図書室の住人

11:着実に世界は変化している

「あの、明日わたしの家に来ませんか?」
 そう誘いをかけたのは、靴箱で榊くんも合流したほんの少し後だった。
 久しぶりに三人が揃い、嬉しさが頂点に達したせいなのか否か。気づけばわたしはとんでもないことを口にしていた。
 傍にいた二人は目を丸くさせながら驚いた表情で固まり、わたしをじっと見つめている。居たたまれないこの状況に、突如恥ずかしさが込み上げてきた。今ほど穴に入りたいと思ったことはないだろう。
 だけど、この状況を作ったのはわたしだ。責任を取るのもわたししかいないだろう。
「えっと……前に香澄先輩の家に遊びに行ったので……順番でどうかなと……」
 朝、何となく思い付いたことを口にしてみる。
 お兄ちゃんが仕事で遅くなるという情報を聞いていたからこそ思い付いたことだったが、香澄先輩の家に行った時からおぼろげに考えていたのも事実だ。あまりにもわたしの中では自然な考えだったので、普通だと思ったんだけど……。
「行っても平気なの?」
 二人のうち、まだ冷静な方である香澄先輩が尋ね、榊くんはぶんぶんと頭を縦に振っている。多分、二人の意見は一致したのだろう。
「大丈夫です、二人が大丈夫なら……。目ぼしいものなんて、本くらいですけど」
 苦笑を浮かべながら返事をし、二人の様子をドキドキしながら伺う。
 そして……友達を自分の家に呼ぶなんて、初めてで大胆なことをしてしまったことに、今になって『調子に乗っているのではないか』という後悔に襲われた。
 ぐるぐると言葉にできない感情が脳内を渦巻いている。
「じゃあ、行ってみたいな」
 後悔と不安でいっぱいだったところで、やっぱり救いの手は差し伸べられた。定番になりつつある救いに今後も甘えてしまったり期待してしまうのかな……。
 そんな日が来ることを恐れつつも、今受け取った言葉は、有り難くポジティブに受け止めることにしたい。ホッと安堵する自分がいるのは事実で、よかったという気持ちも嬉しいという気持ちもちゃんと胸の奥に存在していた。
「榊くんも勿論行きたいよね?」
 すかさず榊くん推しを忘れないのは、未だに先輩が誤解したままだからであることは分かっている。

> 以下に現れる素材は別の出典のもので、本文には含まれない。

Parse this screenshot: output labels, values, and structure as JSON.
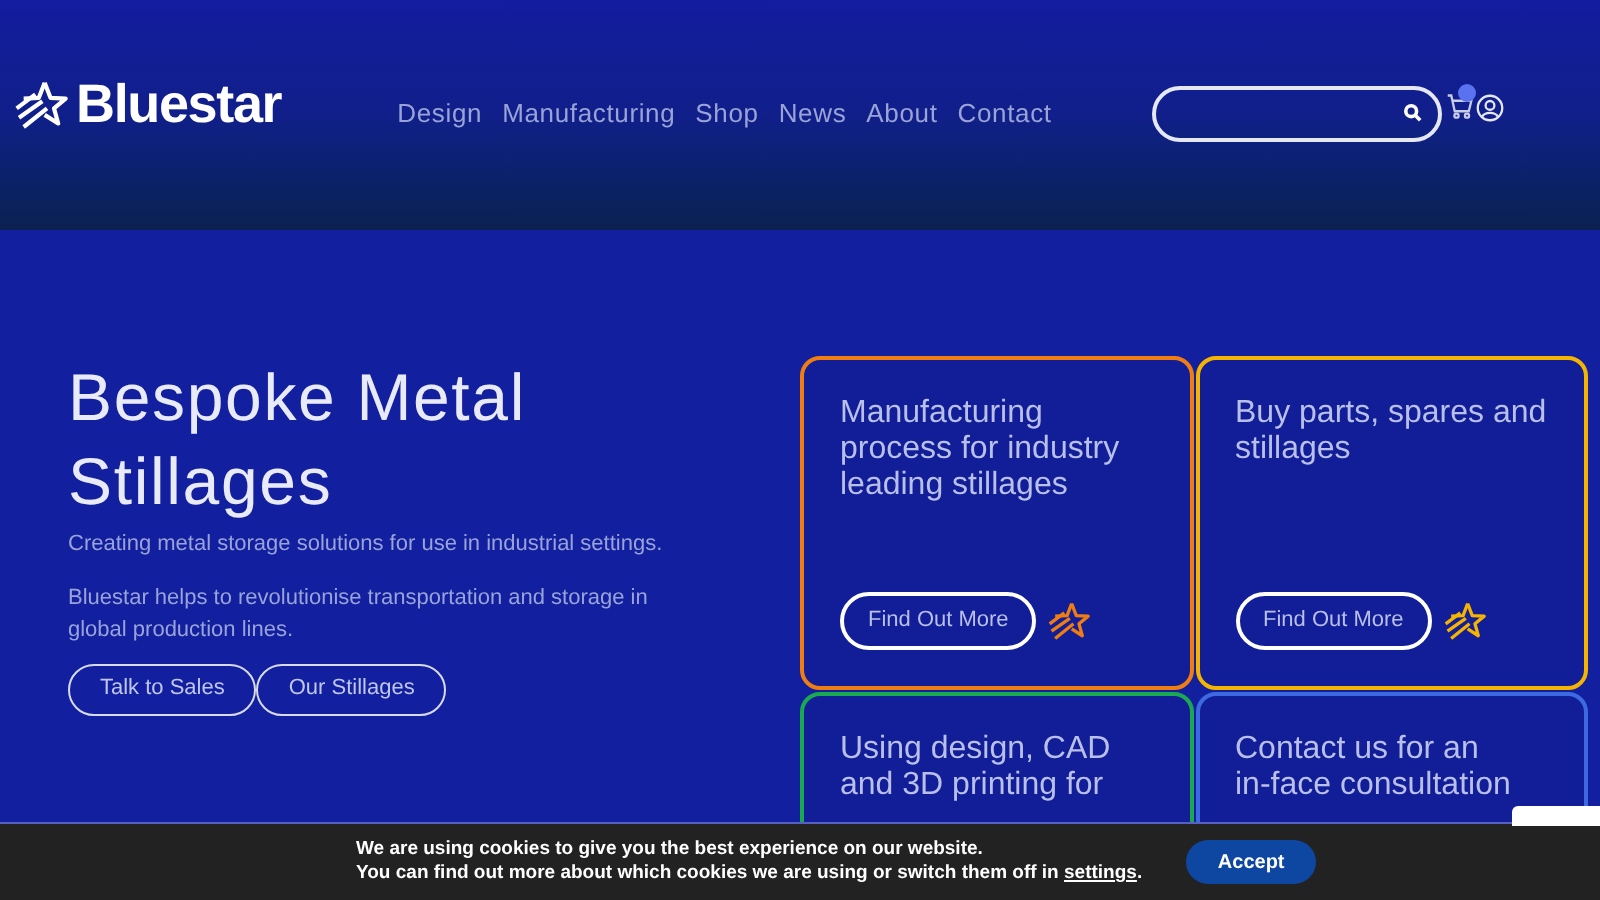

 ちらりと榊くんを見てみると、真赤な顔をして動揺しているのが目に映った。
 やっぱり、異性の家に行くっていうのはハードルが高いのだろうか?
「い、行きます!」
 それでも、ちゃんと来てくれると返事をしてくれたことに関しては素直に喜ぼう。
「でも、もし香澄先輩が来ないなんて言い出したら行きませんけどね」
 気を遣って二人きりにさせた先輩の過去の行動を思い出したのだろうか、苦い顔をしながら榊くんがそう言う。

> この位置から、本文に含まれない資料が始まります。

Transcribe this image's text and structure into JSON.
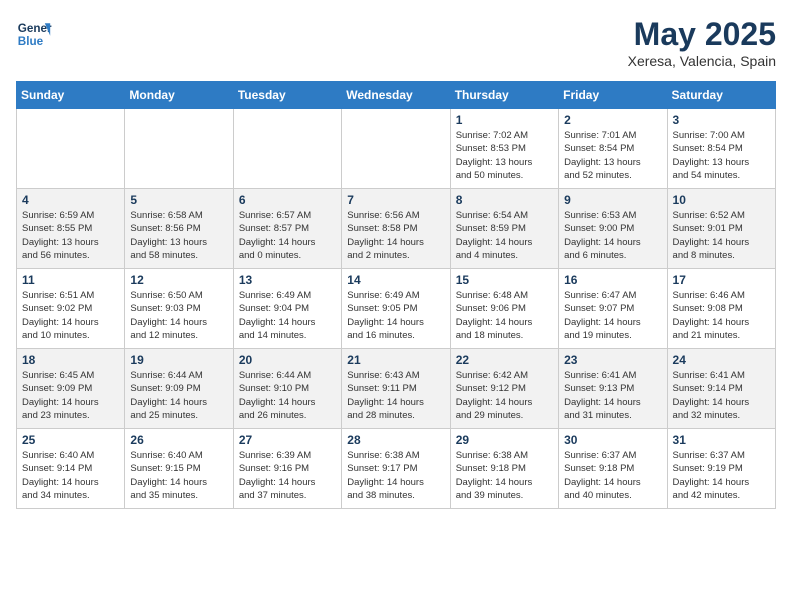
{
  "header": {
    "logo_line1": "General",
    "logo_line2": "Blue",
    "title": "May 2025",
    "subtitle": "Xeresa, Valencia, Spain"
  },
  "days_of_week": [
    "Sunday",
    "Monday",
    "Tuesday",
    "Wednesday",
    "Thursday",
    "Friday",
    "Saturday"
  ],
  "weeks": [
    [
      {
        "day": "",
        "info": ""
      },
      {
        "day": "",
        "info": ""
      },
      {
        "day": "",
        "info": ""
      },
      {
        "day": "",
        "info": ""
      },
      {
        "day": "1",
        "info": "Sunrise: 7:02 AM\nSunset: 8:53 PM\nDaylight: 13 hours\nand 50 minutes."
      },
      {
        "day": "2",
        "info": "Sunrise: 7:01 AM\nSunset: 8:54 PM\nDaylight: 13 hours\nand 52 minutes."
      },
      {
        "day": "3",
        "info": "Sunrise: 7:00 AM\nSunset: 8:54 PM\nDaylight: 13 hours\nand 54 minutes."
      }
    ],
    [
      {
        "day": "4",
        "info": "Sunrise: 6:59 AM\nSunset: 8:55 PM\nDaylight: 13 hours\nand 56 minutes."
      },
      {
        "day": "5",
        "info": "Sunrise: 6:58 AM\nSunset: 8:56 PM\nDaylight: 13 hours\nand 58 minutes."
      },
      {
        "day": "6",
        "info": "Sunrise: 6:57 AM\nSunset: 8:57 PM\nDaylight: 14 hours\nand 0 minutes."
      },
      {
        "day": "7",
        "info": "Sunrise: 6:56 AM\nSunset: 8:58 PM\nDaylight: 14 hours\nand 2 minutes."
      },
      {
        "day": "8",
        "info": "Sunrise: 6:54 AM\nSunset: 8:59 PM\nDaylight: 14 hours\nand 4 minutes."
      },
      {
        "day": "9",
        "info": "Sunrise: 6:53 AM\nSunset: 9:00 PM\nDaylight: 14 hours\nand 6 minutes."
      },
      {
        "day": "10",
        "info": "Sunrise: 6:52 AM\nSunset: 9:01 PM\nDaylight: 14 hours\nand 8 minutes."
      }
    ],
    [
      {
        "day": "11",
        "info": "Sunrise: 6:51 AM\nSunset: 9:02 PM\nDaylight: 14 hours\nand 10 minutes."
      },
      {
        "day": "12",
        "info": "Sunrise: 6:50 AM\nSunset: 9:03 PM\nDaylight: 14 hours\nand 12 minutes."
      },
      {
        "day": "13",
        "info": "Sunrise: 6:49 AM\nSunset: 9:04 PM\nDaylight: 14 hours\nand 14 minutes."
      },
      {
        "day": "14",
        "info": "Sunrise: 6:49 AM\nSunset: 9:05 PM\nDaylight: 14 hours\nand 16 minutes."
      },
      {
        "day": "15",
        "info": "Sunrise: 6:48 AM\nSunset: 9:06 PM\nDaylight: 14 hours\nand 18 minutes."
      },
      {
        "day": "16",
        "info": "Sunrise: 6:47 AM\nSunset: 9:07 PM\nDaylight: 14 hours\nand 19 minutes."
      },
      {
        "day": "17",
        "info": "Sunrise: 6:46 AM\nSunset: 9:08 PM\nDaylight: 14 hours\nand 21 minutes."
      }
    ],
    [
      {
        "day": "18",
        "info": "Sunrise: 6:45 AM\nSunset: 9:09 PM\nDaylight: 14 hours\nand 23 minutes."
      },
      {
        "day": "19",
        "info": "Sunrise: 6:44 AM\nSunset: 9:09 PM\nDaylight: 14 hours\nand 25 minutes."
      },
      {
        "day": "20",
        "info": "Sunrise: 6:44 AM\nSunset: 9:10 PM\nDaylight: 14 hours\nand 26 minutes."
      },
      {
        "day": "21",
        "info": "Sunrise: 6:43 AM\nSunset: 9:11 PM\nDaylight: 14 hours\nand 28 minutes."
      },
      {
        "day": "22",
        "info": "Sunrise: 6:42 AM\nSunset: 9:12 PM\nDaylight: 14 hours\nand 29 minutes."
      },
      {
        "day": "23",
        "info": "Sunrise: 6:41 AM\nSunset: 9:13 PM\nDaylight: 14 hours\nand 31 minutes."
      },
      {
        "day": "24",
        "info": "Sunrise: 6:41 AM\nSunset: 9:14 PM\nDaylight: 14 hours\nand 32 minutes."
      }
    ],
    [
      {
        "day": "25",
        "info": "Sunrise: 6:40 AM\nSunset: 9:14 PM\nDaylight: 14 hours\nand 34 minutes."
      },
      {
        "day": "26",
        "info": "Sunrise: 6:40 AM\nSunset: 9:15 PM\nDaylight: 14 hours\nand 35 minutes."
      },
      {
        "day": "27",
        "info": "Sunrise: 6:39 AM\nSunset: 9:16 PM\nDaylight: 14 hours\nand 37 minutes."
      },
      {
        "day": "28",
        "info": "Sunrise: 6:38 AM\nSunset: 9:17 PM\nDaylight: 14 hours\nand 38 minutes."
      },
      {
        "day": "29",
        "info": "Sunrise: 6:38 AM\nSunset: 9:18 PM\nDaylight: 14 hours\nand 39 minutes."
      },
      {
        "day": "30",
        "info": "Sunrise: 6:37 AM\nSunset: 9:18 PM\nDaylight: 14 hours\nand 40 minutes."
      },
      {
        "day": "31",
        "info": "Sunrise: 6:37 AM\nSunset: 9:19 PM\nDaylight: 14 hours\nand 42 minutes."
      }
    ]
  ]
}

「ごめんごめん、今回はちゃんと行くよ。立花さんが持ってる本とか気になるしね」
「絶対ですよ。あんまり来なくなったら立花先輩泣きますからね? 女の子泣かせるのはよくないと思います」
「えっ」
「わっ! それは大変だ。意地でも行くよ」
 冗談と本当がごちゃ混ぜになって、本気と受け取っていいものかあれこれ悩む。だけど、今こうして話していることは楽しくて、わたしは思わず笑みを零してしまった。

 楽しいとこんなに笑ったりできるのか。
 ここ最近、いろいろな感情に振り回されっぱなしのわたしには、当たり前のことがどうしても新鮮に感じてしまう。新鮮な気持ちを、何度再確認して、噛み締めたことだろう。そんな自分もおかしくて、楽しさに乗じて更に笑った。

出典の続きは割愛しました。